Evolutionary multiobjective optimization for adaptive dataflow-based digital predistortion architectures
Tutkimustuotos › › vertaisarvioitu
|Julkaisu||EAI Endorsed Transactions on Cognitive Communications|
|DOI - pysyväislinkit|
|Tila||Julkaistu - 23 helmikuuta 2017|
In wireless communication systems, high-power transmitters suffer from nonlinearities due to power ampliﬁer (PA) characteristics, I/Q imbalance, and local oscillator (LO) leakage. Digital Predistortion (DPD) is an effective technique to counteract these impairments. To help maximize agility in cognitive radio systems, it is important to investigate dynamically reconﬁgurable DPD systems that are adaptive to changes in the employed modulation schemes and operational constraints. To help maximize effectiveness, such reconﬁguration should be performed based on multidimensional operational criteria.
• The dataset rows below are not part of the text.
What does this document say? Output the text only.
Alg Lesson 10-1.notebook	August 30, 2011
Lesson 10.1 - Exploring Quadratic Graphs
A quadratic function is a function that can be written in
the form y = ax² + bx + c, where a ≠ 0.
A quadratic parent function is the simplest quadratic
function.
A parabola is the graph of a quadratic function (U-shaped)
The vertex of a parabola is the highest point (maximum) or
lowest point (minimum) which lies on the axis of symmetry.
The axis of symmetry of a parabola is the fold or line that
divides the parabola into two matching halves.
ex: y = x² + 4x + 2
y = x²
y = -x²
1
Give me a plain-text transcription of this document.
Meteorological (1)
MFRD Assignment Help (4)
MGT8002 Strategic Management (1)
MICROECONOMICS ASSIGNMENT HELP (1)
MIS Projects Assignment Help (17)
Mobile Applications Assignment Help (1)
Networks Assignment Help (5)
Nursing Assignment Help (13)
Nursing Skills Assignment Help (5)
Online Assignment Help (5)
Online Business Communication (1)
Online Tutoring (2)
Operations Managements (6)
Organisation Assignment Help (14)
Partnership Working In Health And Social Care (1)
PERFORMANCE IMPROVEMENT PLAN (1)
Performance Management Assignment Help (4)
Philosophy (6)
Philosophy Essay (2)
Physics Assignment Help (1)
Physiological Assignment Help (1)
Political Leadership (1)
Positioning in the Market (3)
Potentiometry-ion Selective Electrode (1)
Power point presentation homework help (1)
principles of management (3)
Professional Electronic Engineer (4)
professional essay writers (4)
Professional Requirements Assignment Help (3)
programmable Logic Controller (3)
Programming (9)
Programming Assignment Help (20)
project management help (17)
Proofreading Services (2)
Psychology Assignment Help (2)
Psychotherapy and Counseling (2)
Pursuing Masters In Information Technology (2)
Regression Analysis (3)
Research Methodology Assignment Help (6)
With this motivation, we develop in this paper a novel evolutionary algorithm framework for multiobjective optimization of DPD systems. We demonstrate our framework by applying it to develop an adaptive DPD architecture, called the adaptive, dataﬂow-based DPD architecture (ADDA), where Pareto-optimized DPD parameters are derived subject to multidimensional constraints to support efﬁcient predistortion across time-varying operational requirements and modulation schemes. Through extensive simulation results, we demonstrate the effectiveness of our proposed multiobjective optimization framework in deriving efﬁcient DPD conﬁgurations for run-time adaptation.